UniUGG: Unified 3D Understanding and Generation via Geometric-Semantic Encoding
This work addresses the problem of fragmented 3D AI capabilities for researchers and practitioners, offering a novel unified approach that is not incremental.
The paper tackles the challenge of integrating 3D tasks into a unified framework for understanding and generation, resulting in a method that demonstrates superiority in visual representation, spatial understanding, and 3D generation.

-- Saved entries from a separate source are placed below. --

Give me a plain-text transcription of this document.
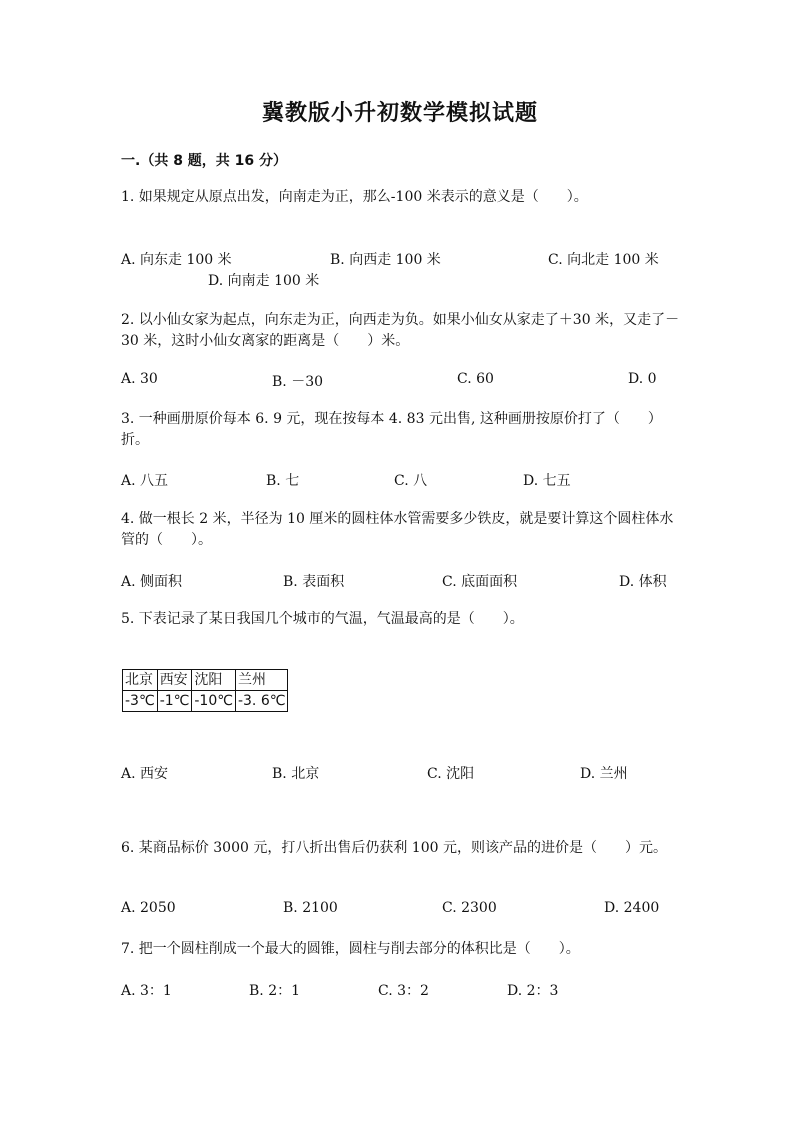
冀教版小升初数学模拟试题
一.（共 8 题，共 16 分）
1. 如果规定从原点出发，向南走为正，那么-100 米表示的意义是（　　）。
A. 向东走 100 米	B. 向西走 100 米	C. 向北走 100 米
D. 向南走 100 米
2. 以小仙女家为起点，向东走为正，向西走为负。如果小仙女从家走了＋30 米，又走了－30 米，这时小仙女离家的距离是（　　）米。
A. 30	B. －30	C. 60	D. 0
3. 一种画册原价每本 6. 9 元，现在按每本 4. 83 元出售, 这种画册按原价打了（　　）折。
A. 八五	B. 七	C. 八	D. 七五
4. 做一根长 2 米，半径为 10 厘米的圆柱体水管需要多少铁皮，就是要计算这个圆柱体水管的（　　）。
A. 侧面积	B. 表面积	C. 底面面积	D. 体积
5. 下表记录了某日我国几个城市的气温，气温最高的是（　　）。
北京	西安	沈阳	兰州
-3℃	-1℃	-10℃	-3. 6℃
A. 西安	B. 北京	C. 沈阳	D. 兰州
6. 某商品标价 3000 元，打八折出售后仍获利 100 元，则该产品的进价是（　　）元。
A. 2050	B. 2100	C. 2300	D. 2400
7. 把一个圆柱削成一个最大的圆锥，圆柱与削去部分的体积比是（　　）。
A. 3：1	B. 2：1	C. 3：2	D. 2：3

Despite the impressive progress on understanding and generating images shown by the recent unified architectures, the integration of 3D tasks remains challenging and largely unexplored. In this paper, we introduce UniUGG, the first unified understanding and generation framework for 3D modalities. Our unified framework employs an LLM to comprehend and decode sentences and 3D representations. At its core, we propose a spatial decoder leveraging a latent diffusion model to generate high-quality 3D representations. This allows for the generation and imagination of 3D scenes based on a reference image and an arbitrary view transformation, while remaining supports for spatial visual question answering (VQA) tasks. Additionally, we propose a geometric-semantic learning strategy to pretrain the vision encoder. This design jointly captures the input's semantic and geometric cues, enhancing both spatial understanding and generation. Extensive experimental results demonstrate the superiority of our method in visual representation, spatial understanding, and 3D generation. The source code will be released upon paper acceptance.